Along Rua da Banana, the oldest street in Cabo Verde – which may in fact make it the oldest colonial street in Africa – the shops were closed but we got a great view of the homes. Since this is a UNESCO World Heritage site, the exteriors may not be altered, but the interiors have been modernized for 21st century family life.



Cidade Velha has the oldest colonial church in the world: Nossa Senhora do Rosário (our Lady of the Rosary Church), which was constructed in 1495 CE. We were told that this church was built specifically for the enslaved peoples living here.


The interior featured a main nave, side chapel/grotto, and colourful tiles imported from Portugal. The Church always wanted to make a big impression.



In the churchyard is the burial plot of Antonio B. Ferreira, who our guide told us was one of the Roman Catholic priests/monks leading this church in the post-slavery period. Rumour has it that he fathered over 30 children, and in the ensuing 100 years is now in the DNA of thousands of Cabo Verdeans.


On our walk from the church to the outdoor vendor stalls, we passed by a Good Friday passion play procession.

Bottom right photo credited to fellow passenger Darlene V, who was in a different excursion group.
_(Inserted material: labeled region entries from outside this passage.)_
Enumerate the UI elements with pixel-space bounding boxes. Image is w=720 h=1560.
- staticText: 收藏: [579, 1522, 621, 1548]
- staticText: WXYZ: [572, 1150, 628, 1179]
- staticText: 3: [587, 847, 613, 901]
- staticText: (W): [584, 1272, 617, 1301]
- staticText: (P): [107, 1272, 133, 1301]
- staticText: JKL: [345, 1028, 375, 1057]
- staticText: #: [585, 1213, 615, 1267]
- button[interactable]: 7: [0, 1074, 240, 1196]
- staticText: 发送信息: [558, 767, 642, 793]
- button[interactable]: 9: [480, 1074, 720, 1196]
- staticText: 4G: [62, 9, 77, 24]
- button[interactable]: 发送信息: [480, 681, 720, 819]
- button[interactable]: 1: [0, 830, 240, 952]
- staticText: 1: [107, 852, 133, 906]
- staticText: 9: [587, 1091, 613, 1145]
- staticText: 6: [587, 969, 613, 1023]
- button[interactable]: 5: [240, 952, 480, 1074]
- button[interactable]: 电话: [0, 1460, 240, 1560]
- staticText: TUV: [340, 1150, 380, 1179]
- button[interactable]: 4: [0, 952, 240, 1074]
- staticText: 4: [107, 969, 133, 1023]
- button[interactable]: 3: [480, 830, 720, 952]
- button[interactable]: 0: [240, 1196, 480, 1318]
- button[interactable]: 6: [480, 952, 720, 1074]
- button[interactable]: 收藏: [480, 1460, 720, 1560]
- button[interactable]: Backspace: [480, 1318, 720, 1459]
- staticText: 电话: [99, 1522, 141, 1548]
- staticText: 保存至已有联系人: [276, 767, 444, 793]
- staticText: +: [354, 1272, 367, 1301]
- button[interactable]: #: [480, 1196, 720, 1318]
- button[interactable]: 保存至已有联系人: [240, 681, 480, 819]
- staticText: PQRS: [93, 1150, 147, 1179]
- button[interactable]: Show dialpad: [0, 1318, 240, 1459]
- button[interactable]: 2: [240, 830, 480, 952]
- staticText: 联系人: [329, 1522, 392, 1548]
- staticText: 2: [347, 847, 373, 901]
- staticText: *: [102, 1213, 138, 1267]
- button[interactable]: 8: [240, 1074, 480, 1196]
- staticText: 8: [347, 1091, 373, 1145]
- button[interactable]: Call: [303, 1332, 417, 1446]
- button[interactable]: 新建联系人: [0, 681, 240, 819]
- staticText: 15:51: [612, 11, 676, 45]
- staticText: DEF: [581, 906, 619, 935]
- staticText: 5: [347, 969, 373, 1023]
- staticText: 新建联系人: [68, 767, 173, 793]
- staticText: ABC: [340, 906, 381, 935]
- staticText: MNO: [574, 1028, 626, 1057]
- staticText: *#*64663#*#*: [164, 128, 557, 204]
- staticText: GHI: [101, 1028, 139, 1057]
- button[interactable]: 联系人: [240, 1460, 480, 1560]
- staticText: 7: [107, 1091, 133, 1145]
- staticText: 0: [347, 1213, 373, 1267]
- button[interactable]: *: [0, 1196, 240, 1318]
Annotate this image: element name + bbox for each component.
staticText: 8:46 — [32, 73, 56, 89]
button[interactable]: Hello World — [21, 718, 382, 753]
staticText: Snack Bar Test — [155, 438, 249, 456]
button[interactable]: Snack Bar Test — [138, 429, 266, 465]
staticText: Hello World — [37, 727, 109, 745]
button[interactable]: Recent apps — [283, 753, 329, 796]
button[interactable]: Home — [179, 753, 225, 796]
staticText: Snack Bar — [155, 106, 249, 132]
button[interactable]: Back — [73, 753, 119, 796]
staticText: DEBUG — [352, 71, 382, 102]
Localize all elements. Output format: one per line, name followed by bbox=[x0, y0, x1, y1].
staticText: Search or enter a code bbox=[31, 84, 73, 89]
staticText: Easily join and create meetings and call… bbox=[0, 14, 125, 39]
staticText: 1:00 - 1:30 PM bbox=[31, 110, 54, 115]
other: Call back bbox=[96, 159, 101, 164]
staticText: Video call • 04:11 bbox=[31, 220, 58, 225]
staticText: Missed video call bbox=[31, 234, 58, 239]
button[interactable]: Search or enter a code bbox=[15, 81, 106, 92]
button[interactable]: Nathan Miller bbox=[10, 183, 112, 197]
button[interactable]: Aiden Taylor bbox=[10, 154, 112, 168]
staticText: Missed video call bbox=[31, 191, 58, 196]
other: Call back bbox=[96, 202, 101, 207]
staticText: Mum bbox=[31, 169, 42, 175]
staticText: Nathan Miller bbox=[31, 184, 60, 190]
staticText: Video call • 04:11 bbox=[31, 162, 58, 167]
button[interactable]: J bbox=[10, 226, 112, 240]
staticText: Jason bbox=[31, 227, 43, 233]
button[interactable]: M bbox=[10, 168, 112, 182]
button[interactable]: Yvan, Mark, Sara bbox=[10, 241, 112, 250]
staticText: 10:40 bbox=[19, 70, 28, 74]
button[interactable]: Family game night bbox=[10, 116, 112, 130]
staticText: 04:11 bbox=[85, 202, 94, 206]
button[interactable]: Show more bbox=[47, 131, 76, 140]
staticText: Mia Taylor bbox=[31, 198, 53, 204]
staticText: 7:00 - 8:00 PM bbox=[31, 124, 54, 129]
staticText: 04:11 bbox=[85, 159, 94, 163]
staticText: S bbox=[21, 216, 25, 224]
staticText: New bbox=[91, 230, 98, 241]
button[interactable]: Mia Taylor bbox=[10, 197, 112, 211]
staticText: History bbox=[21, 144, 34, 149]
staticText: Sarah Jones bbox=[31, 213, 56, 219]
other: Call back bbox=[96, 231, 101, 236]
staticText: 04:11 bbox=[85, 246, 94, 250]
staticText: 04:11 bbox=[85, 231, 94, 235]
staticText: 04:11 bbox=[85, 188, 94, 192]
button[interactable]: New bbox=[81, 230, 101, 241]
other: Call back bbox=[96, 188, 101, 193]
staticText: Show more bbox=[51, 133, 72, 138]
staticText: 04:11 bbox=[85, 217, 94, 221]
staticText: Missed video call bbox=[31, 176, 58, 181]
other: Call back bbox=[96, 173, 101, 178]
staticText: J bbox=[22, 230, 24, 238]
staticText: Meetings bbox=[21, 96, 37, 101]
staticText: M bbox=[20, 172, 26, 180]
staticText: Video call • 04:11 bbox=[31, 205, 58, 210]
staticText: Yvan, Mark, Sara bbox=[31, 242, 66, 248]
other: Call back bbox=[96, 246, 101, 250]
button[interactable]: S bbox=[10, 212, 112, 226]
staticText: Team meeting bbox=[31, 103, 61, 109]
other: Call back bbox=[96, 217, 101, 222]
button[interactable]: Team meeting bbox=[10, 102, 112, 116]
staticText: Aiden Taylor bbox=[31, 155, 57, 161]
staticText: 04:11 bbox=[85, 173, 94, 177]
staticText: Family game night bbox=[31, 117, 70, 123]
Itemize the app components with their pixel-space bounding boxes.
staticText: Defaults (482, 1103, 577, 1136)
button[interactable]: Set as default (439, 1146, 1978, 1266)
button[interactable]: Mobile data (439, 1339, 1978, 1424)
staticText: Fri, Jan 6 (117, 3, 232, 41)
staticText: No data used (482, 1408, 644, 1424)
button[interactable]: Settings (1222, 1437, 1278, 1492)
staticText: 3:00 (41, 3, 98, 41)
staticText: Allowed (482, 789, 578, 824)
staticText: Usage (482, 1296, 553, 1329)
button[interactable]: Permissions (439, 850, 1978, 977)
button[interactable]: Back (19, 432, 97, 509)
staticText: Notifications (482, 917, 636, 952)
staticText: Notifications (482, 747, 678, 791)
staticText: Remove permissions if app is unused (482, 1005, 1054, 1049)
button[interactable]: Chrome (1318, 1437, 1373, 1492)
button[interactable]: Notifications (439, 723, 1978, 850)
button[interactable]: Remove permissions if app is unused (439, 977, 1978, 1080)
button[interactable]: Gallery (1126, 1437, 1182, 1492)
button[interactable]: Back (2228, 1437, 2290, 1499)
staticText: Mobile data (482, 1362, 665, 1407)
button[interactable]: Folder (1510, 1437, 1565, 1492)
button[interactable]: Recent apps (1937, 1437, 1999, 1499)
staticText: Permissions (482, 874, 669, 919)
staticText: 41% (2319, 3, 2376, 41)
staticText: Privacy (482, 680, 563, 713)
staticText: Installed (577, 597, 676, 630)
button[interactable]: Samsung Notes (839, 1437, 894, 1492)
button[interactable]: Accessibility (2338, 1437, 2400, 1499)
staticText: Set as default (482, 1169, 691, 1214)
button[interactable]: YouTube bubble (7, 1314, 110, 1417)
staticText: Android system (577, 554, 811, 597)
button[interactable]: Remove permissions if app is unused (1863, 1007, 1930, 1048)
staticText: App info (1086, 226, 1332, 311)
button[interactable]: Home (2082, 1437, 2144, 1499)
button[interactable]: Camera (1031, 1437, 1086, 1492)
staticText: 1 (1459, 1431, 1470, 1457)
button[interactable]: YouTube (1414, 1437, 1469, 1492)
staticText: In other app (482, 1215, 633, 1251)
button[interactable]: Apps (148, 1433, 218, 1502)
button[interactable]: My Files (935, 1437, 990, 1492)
The small outdoor vendor market in the old city was in the infamous Pelourinho (pillory) Square, where enslaved people, and later also military personnel, were publicly punished. Our guide told us that, ironically, this square was also the favourite place for enslaved people to socialize.

The white marble pillory pole was erected sometime between 1510 and 1520 CE. Walter, our guide, said he knew we all understood its horrible significance, so he did not explain it again.


While I browsed souvenirs, Ted walked to the beach and got a great perspective looking up at the cathedral ruins.


Our half hour drive back to the ship afforded us a few last views of Praia’s diversity, plus this brand new technology university, funded by China!




Our evening on board featured a fish and chip event on the pool deck, with musical accompaniment of course.

Ted then headed to the Explorers Lounge to enjoy what must have been an incredible jam session featuring Resident Guitarist Alan, guest performers Harry the Piano and Nate Simpson, and our own Viking Vocalist Harrison. I stayed in our room to sort through photos and journalize our day. We’ll shortly be moving into a final stretch of intense port days, so I don’t want to get behind in recording our memories.

I finished my evening watching the port talk for Mindelo, São Vicente. We head out at 9:00 a.m. tomorrow morning for our panoramic tour of that city.